Teknologi pengobatan inovatif Antibody Drug Conjugate (ADC) dapat meningkatkan harapan hidup pasien kanker Limfoma Hodgkin (kelenjar getah bening) yang mengalami kekambuhan. Kanker Limfoma Hodgkin menyerang kelenjar getah bening yang terletak di leher dan kepala. Pengobatan ini merupakan salah satu bagian dari manajemen tatalaksana kekambuhan non transplantasi dalam bentuk targeted therapy yang menggabungkan monoclonal antibody dan zat sitotoksik serta mampu secara spesifik mengenali dan membunuh sel kanker. Di Indonesia terdapat 1.047 kasus baru dan 574 orang meninggal pada tahun 2018. Insiden Limfoma Hodgkin memiliki dua puncak yaitu pada saat usia dewasa muda (20-24 tahun) dan lanjut usia (75-79 tahun).
“Perjalanan penyakit saya berawal tahun 2013, bermula dari sakit demam tinggi dan muncul benjolan di leher awalnya mengira hanya sakit TBC, sehingga kondisi saya semakin memburuk. Benjolan di leher membesar dan sesak di dada, terasa lemas, dan kelelahan ekstrim. Setelah dilakukan pengangkatan di leher, diagnosa saya akhirnya ditegakan bahwa saya terkena Kanker Limfoma Hodgkin stadium 4,” kata Intan Khasanah sebagai Survivor Kanker Limfoma Hodgkin.
“Limfoma Hodgkin memiliki angka kesembuhan yang tinggi. Meski demikian, masih ada kemungkinan kecil (10-30%) kambuh. Pengobatan Limfoma Hodgkin kambuh adalah kemoterapi dosis tinggi yang dilanjutkan dengan transplantasi sumsum tulang. Regimen kemoterapi untuk kasus Limfoma Hodgkin kambuh tidak banyak mengalami perubahan dalam 30 tahun terakhir ini. Transplantasi sumsum tulang juga tidak selalu dapat dilakukan pada kasus Limfoma Hodgkin kambuh karena masalah finansial dan ketidakmampuan fisik terutama pasien-pasien lanjut usia,” Jelas Dr. dr.

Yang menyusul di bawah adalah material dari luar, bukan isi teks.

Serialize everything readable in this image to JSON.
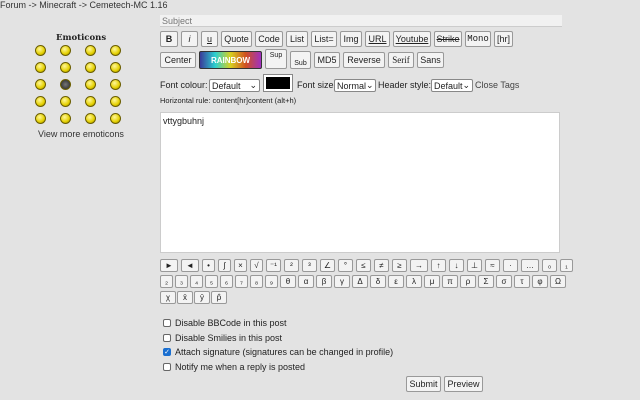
{
  "breadcrumb": "Forum -> Minecraft -> Cemetech-MC 1.16",
  "emoticons": {
    "title": "Emoticons",
    "view_more": "View more emoticons"
  },
  "subject": {
    "placeholder": "Subject",
    "value": ""
  },
  "toolbar": {
    "row1": [
      "B",
      "i",
      "u",
      "Quote",
      "Code",
      "List",
      "List=",
      "Img",
      "URL",
      "Youtube",
      "Strike",
      "Mono",
      "[hr]"
    ],
    "row2": [
      "Center",
      "RAINBOW",
      "Sup",
      "Sub",
      "MD5",
      "Reverse",
      "Serif",
      "Sans"
    ],
    "font_colour_label": "Font colour:",
    "font_colour": "Default",
    "swatch_color": "#000000",
    "font_size_label": "Font size:",
    "font_size": "Normal",
    "header_style_label": "Header style:",
    "header_style": "Default",
    "close_tags": "Close Tags",
    "hr_hint": "Horizontal rule: content[hr]content (alt+h)"
  },
  "message": "vttygbuhnj",
  "symbols": [
    "►",
    "◄",
    "•",
    "∫",
    "×",
    "√",
    "⁻¹",
    "²",
    "³",
    "∠",
    "°",
    "≤",
    "≠",
    "≥",
    "→",
    "↑",
    "↓",
    "⊥",
    "≈",
    "·",
    "…",
    "₀",
    "₁",
    "₂",
    "₃",
    "₄",
    "₅",
    "₆",
    "₇",
    "₈",
    "₉",
    "θ",
    "α",
    "β",
    "γ",
    "Δ",
    "δ",
    "ε",
    "λ",
    "μ",
    "π",
    "ρ",
    "Σ",
    "σ",
    "τ",
    "φ",
    "Ω",
    "χ",
    "x̄",
    "ȳ",
    "p̂"
  ],
  "options": [
    {
      "label": "Disable BBCode in this post",
      "checked": false
    },
    {
      "label": "Disable Smilies in this post",
      "checked": false
    },
    {
      "label": "Attach signature (signatures can be changed in profile)",
      "checked": true
    },
    {
      "label": "Notify me when a reply is posted",
      "checked": false
    }
  ],
  "submit": "Submit",
  "preview": "Preview"
}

Ikhwan Rinaldi, SpPD-KHOM, M.Epid, Dokter Spesialis Hematologi Onkologi Medik RSCM.
“Jumlah RS Khusus Kanker di Indonesia sampai saat ini tidak banyak dan menghadapi berbagai tantangan antara lain Sumber Daya Manusia yang masih perlu dikembangkan. Jumlah dokter Onkologi masih sangat terbatas dan SDM keperawatan, staf radioterapi, staf kedokteran nuklir yang memiliki keahlian khusus untuk melakukan tindakan spesifik untuk kanker jumlahnya masih kurang, sehingga diperlukan pelatihan khusus bagi SDM tersebut. Mochtar Riady Comprehensive Cancer Centre (MRCCC), Merupakan salah satu rumah sakit yang memiliki ijin sebagai rumah sakit khusus kanker tipe A dan melayani 60% pasien kanker dan 40% non kanker.” Kata dr. Adityawati Ganggaiswari, M.Biomed, Direktur Mochtar Riady Comprehensive Cancer Centre (MRCCC) Siloam Hospital Semanggi.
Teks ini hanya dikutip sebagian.